Lily BagginsReviewed Chapter: 2 on 7/1/2005
As a total Aragorn h/c NUT, and one who also has spent much too much time gleefully watching the grisly surgery scenes in Civil War movies, I ADORED this chapter. Infection, misery, pain . . . all of my favorite things when it comes to Aragorn. I anticipated something happening to distract Gandalf . . . and what a pair of nice distractions, too.

Your Dudo is just adorable . . . as someone who reads a lot of hobbit fic, I think you have him down beautifully.

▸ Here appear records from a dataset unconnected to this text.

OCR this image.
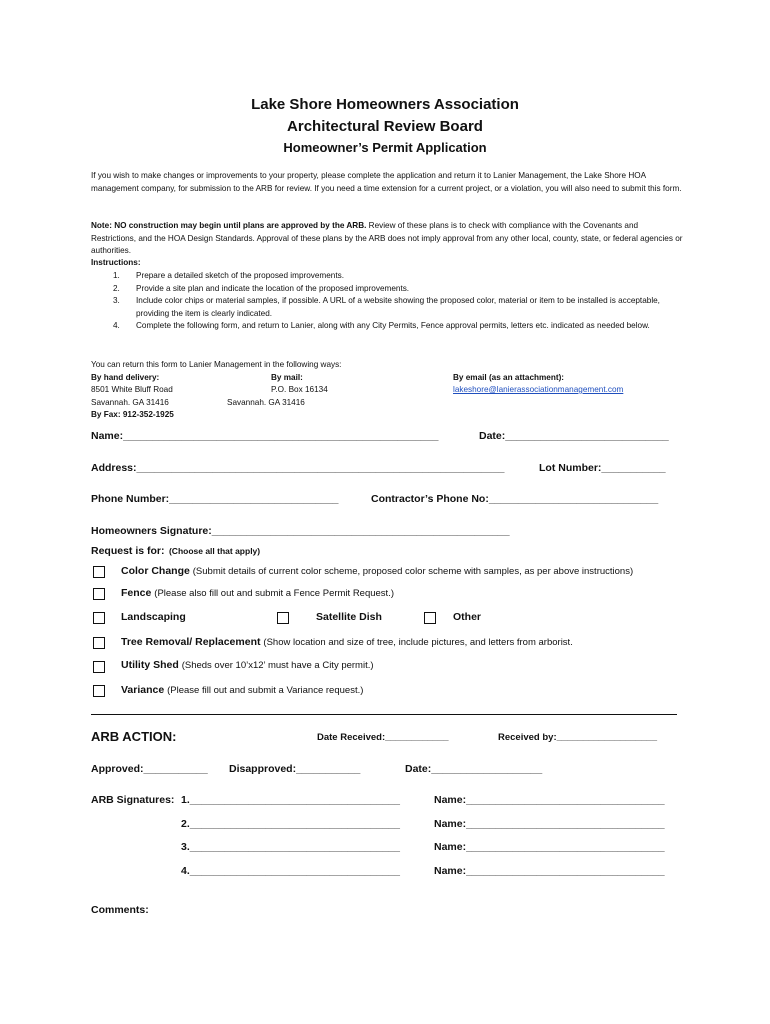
Lake Shore Homeowners Association
Architectural Review Board
Homeowner’s Permit Application
If you wish to make changes or improvements to your property, please complete the application and return it to Lanier Management, the Lake Shore HOA management company, for submission to the ARB for review. If you need a time extension for a current project, or a violation, you will also need to submit this form.
Note: NO construction may begin until plans are approved by the ARB. Review of these plans is to check with compliance with the Covenants and Restrictions, and the HOA Design Standards. Approval of these plans by the ARB does not imply approval from any other local, county, state, or federal agencies or authorities.
Instructions:
1. Prepare a detailed sketch of the proposed improvements.
2. Provide a site plan and indicate the location of the proposed improvements.
3. Include color chips or material samples, if possible. A URL of a website showing the proposed color, material or item to be installed is acceptable, providing the item is clearly indicated.
4. Complete the following form, and return to Lanier, along with any City Permits, Fence approval permits, letters etc. indicated as needed below.
You can return this form to Lanier Management in the following ways:
By hand delivery:
8501 White Bluff Road
Savannah. GA 31416
By Fax: 912-352-1925
By mail:
P.O. Box 16134
Savannah. GA 31416
By email (as an attachment):
lakeshore@lanierassociationmanagement.com
Name:______________________________________________________	Date:____________________________
Address:_______________________________________________________________	Lot Number:___________
Phone Number:_____________________________	Contractor’s Phone No:_____________________________
Homeowners Signature:___________________________________________________
Request is for: (Choose all that apply)
Color Change (Submit details of current color scheme, proposed color scheme with samples, as per above instructions)
Fence (Please also fill out and submit a Fence Permit Request.)
Landscaping	Satellite Dish	Other
Tree Removal/ Replacement (Show location and size of tree, include pictures, and letters from arborist.
Utility Shed (Sheds over 10’x12’ must have a City permit.)
Variance (Please fill out and submit a Variance request.)
ARB ACTION:	Date Received:____________	Received by:___________________
Approved:___________ Disapproved:___________	Date:___________________
ARB Signatures: 1.____________________________________	Name:__________________________________
2.____________________________________	Name:__________________________________
3.____________________________________	Name:__________________________________
4.____________________________________	Name:__________________________________
Comments:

I'm eagerly awaiting the next chapter! Will we be treated to more tending/treatments/elvish medicine in future chapters? I'm hoping . . . no, actually, I'm pining for it! :) You write it so very well.

Author Reply: Hi, Lily,
Sorry for the tardiness in replying; I've been out of town for a week. Glad you like the wee bar-wiper; I've gotten kind of attached to him myself. Surgery scenese in Civil War movies? Whew, you really are an h/c addict! Aragorn definitely has an appointment with Elrond coming up, but after that I feel like I should give the poor guy a little break, don't you? He has to be fit enough to go back after Gollum by next spring.